July 13, 2005 | David F. Coppedge

Astrobiologists Search for Lefty Life in Chile

The title isn’t meant to imply Chile is dead or devoid of left-handers.  Instead, it announces that astrobiologists are practicing life detection strategies in the high deserts of that South American country, according to Astrobiology Magazine.  Chile’s Atacama desert is one of the driest places on earth, with almost no signs of life.  NASA scientists have developed an instrument with a sure-fire way to separate the quick and the dead: “Life is left-handed,” announces the title, referring to the left-handed amino acids that make up earth life.  The scientists are convinced that finding one-handed polymers would clinch the evidence for life: “We feel that measuring homochirality – a prevalence of one type of handedness over another – would be absolute proof of life,” said Richard Mathies of UC Berkeley.

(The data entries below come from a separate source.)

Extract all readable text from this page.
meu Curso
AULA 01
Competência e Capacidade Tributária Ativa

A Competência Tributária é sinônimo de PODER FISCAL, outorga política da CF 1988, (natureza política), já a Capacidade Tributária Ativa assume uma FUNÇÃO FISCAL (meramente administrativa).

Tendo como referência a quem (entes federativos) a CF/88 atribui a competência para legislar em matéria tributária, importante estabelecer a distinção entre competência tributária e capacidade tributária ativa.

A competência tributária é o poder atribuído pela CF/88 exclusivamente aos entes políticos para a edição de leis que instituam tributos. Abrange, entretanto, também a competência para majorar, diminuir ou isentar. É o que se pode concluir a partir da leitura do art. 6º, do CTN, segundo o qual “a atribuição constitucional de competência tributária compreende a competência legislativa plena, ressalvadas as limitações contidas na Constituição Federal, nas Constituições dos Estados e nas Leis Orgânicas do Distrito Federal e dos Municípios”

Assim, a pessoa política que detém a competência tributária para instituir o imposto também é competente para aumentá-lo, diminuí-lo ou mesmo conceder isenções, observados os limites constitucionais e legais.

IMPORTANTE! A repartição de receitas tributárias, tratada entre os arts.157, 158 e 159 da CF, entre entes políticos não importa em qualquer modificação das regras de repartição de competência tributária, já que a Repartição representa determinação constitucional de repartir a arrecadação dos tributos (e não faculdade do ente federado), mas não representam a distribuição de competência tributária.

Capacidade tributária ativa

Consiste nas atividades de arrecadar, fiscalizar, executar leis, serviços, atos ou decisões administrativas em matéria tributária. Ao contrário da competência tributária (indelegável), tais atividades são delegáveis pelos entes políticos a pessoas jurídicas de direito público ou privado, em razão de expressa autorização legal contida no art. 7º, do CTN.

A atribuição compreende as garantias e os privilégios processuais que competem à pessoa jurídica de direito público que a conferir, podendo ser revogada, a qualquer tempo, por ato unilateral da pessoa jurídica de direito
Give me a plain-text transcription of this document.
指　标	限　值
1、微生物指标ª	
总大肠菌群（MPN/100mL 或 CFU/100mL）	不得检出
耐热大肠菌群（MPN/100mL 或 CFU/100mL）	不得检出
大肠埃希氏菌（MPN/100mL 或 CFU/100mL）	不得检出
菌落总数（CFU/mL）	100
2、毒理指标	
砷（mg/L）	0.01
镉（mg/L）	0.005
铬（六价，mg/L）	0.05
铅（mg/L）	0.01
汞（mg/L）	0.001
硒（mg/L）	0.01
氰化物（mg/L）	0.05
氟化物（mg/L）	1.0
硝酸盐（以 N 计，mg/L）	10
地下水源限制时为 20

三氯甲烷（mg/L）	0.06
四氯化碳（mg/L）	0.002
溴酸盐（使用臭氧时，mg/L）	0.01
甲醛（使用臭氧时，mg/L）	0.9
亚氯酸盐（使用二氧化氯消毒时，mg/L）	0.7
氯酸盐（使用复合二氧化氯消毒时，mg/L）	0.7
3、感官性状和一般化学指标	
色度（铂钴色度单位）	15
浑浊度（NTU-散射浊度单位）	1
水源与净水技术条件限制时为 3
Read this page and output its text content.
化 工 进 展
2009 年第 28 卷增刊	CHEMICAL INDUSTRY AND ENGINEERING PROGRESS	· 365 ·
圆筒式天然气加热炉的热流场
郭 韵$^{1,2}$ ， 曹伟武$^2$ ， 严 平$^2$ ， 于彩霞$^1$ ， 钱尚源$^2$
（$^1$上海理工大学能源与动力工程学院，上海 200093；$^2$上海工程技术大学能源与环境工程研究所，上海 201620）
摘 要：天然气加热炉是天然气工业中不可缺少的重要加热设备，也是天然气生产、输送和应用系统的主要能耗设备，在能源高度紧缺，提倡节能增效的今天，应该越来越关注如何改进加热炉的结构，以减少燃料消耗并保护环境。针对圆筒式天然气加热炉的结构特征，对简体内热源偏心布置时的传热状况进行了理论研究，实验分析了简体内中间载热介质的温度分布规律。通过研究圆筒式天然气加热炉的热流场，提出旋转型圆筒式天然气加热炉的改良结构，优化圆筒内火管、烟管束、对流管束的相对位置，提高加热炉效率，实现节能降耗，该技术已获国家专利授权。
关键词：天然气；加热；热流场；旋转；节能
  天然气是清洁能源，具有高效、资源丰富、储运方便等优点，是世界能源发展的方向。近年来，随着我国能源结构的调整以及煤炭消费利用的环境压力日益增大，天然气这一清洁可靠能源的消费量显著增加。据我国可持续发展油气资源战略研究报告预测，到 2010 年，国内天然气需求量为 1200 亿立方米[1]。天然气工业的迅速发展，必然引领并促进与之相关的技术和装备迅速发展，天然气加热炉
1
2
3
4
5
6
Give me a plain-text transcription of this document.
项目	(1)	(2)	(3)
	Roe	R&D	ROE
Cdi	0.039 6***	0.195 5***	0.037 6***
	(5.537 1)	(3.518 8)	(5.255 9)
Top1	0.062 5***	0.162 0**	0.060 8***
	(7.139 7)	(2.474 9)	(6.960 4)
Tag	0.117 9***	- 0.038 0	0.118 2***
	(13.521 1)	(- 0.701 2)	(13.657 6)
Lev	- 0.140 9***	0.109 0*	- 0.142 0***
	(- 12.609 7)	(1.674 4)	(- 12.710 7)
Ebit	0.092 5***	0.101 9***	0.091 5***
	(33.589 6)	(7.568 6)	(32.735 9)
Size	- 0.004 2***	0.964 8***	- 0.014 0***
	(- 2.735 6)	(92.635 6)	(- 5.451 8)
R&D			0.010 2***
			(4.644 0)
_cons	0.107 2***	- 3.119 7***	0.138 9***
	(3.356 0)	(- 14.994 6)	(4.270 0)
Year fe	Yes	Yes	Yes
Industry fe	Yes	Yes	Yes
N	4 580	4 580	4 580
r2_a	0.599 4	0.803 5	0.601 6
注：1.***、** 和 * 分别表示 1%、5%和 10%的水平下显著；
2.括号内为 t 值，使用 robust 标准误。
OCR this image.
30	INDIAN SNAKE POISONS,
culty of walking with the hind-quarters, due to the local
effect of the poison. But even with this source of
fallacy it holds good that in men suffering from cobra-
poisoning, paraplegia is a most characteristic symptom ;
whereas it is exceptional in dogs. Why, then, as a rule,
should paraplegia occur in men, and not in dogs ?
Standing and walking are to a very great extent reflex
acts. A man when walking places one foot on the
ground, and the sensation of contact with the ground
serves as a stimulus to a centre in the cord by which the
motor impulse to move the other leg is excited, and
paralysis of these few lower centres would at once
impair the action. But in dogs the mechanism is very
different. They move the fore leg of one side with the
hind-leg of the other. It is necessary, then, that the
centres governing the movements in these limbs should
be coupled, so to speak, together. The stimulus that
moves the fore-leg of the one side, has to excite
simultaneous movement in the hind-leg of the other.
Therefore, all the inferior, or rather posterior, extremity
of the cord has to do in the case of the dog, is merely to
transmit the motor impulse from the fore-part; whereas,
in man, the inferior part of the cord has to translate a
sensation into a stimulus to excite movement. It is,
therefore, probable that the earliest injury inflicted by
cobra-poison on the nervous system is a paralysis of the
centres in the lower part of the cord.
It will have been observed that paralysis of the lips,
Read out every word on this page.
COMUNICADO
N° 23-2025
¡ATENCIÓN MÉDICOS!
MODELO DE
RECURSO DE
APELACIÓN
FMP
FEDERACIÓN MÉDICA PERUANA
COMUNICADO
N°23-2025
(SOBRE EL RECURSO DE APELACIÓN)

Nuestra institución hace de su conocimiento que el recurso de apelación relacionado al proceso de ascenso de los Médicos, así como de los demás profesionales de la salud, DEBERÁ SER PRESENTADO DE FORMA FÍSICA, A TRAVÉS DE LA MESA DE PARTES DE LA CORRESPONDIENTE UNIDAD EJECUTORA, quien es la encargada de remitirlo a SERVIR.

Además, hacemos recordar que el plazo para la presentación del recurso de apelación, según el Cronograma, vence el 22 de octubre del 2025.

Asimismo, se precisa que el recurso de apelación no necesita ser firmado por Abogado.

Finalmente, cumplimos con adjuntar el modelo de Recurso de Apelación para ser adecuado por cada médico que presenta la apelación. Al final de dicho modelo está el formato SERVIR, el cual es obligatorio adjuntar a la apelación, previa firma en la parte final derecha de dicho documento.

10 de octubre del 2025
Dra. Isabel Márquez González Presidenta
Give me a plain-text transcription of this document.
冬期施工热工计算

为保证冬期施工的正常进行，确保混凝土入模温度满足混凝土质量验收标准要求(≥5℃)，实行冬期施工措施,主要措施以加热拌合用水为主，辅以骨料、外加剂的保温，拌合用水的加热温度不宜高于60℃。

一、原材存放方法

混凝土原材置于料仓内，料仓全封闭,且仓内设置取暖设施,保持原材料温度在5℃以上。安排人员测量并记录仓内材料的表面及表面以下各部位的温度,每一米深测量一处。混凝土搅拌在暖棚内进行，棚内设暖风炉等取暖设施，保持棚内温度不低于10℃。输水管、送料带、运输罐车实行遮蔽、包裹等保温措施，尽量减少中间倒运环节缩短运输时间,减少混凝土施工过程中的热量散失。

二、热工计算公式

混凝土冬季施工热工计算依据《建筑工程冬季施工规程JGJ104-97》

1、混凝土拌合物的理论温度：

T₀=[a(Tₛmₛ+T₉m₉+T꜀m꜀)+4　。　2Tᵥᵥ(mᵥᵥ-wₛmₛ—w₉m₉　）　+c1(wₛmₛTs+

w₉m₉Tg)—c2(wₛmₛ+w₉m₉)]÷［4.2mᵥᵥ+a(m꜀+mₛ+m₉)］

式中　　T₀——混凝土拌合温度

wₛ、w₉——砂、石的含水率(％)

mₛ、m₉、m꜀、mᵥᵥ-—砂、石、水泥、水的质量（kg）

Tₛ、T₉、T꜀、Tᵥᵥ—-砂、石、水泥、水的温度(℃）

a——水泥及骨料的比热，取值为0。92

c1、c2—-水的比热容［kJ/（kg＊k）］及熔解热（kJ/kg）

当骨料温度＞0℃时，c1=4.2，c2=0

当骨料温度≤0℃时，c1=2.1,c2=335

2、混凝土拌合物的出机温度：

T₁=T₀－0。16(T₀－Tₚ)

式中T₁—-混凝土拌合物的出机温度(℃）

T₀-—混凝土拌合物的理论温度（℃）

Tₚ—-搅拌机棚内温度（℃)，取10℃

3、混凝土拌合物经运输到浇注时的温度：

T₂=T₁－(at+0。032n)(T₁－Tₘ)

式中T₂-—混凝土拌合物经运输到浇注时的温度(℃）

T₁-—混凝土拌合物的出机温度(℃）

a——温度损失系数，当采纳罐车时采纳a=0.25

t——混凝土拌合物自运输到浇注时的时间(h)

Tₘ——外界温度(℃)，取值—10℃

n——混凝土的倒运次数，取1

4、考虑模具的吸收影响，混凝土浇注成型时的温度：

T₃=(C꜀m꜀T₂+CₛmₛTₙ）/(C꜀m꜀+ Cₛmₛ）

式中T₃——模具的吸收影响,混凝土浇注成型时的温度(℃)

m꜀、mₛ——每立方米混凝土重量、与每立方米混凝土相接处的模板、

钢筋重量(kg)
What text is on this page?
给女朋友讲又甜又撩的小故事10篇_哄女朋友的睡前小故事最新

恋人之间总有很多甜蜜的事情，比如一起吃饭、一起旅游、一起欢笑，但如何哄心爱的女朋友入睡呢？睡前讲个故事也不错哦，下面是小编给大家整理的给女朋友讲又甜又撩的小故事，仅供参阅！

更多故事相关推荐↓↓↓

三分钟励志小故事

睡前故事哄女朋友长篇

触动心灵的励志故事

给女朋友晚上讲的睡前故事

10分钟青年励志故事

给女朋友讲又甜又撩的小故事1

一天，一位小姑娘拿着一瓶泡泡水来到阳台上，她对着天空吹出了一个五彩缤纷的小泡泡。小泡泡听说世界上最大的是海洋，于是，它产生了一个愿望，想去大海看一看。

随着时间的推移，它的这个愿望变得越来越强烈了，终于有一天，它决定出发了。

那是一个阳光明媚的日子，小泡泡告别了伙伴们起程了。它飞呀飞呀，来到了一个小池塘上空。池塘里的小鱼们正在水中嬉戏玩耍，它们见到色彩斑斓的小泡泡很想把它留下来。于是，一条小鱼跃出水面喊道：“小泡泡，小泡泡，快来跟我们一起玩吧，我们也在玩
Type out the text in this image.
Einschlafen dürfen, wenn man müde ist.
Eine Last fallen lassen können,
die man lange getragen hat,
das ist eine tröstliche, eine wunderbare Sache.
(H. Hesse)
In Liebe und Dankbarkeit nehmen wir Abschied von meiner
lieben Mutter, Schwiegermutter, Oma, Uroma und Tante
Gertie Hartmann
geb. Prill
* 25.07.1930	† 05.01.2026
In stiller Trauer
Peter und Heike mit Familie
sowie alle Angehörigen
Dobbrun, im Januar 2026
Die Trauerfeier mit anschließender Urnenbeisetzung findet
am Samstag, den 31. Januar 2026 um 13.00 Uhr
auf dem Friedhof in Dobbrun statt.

It’s nice to hear naturalistic biologists admit that homochirality separates life from nonlife.  Now they need to explain how it got that way: see the problem explained in our online book, Ch. 3 and Ch. 4.  After a century since Pasteur discovered this property of the polymers in living things, it remains one of the major stumblingblocks for belief in chemical evolution.  Don’t let an astrobiologist get away with just assuming it happened somehow.  How, now, did we get a left-handed brown cow?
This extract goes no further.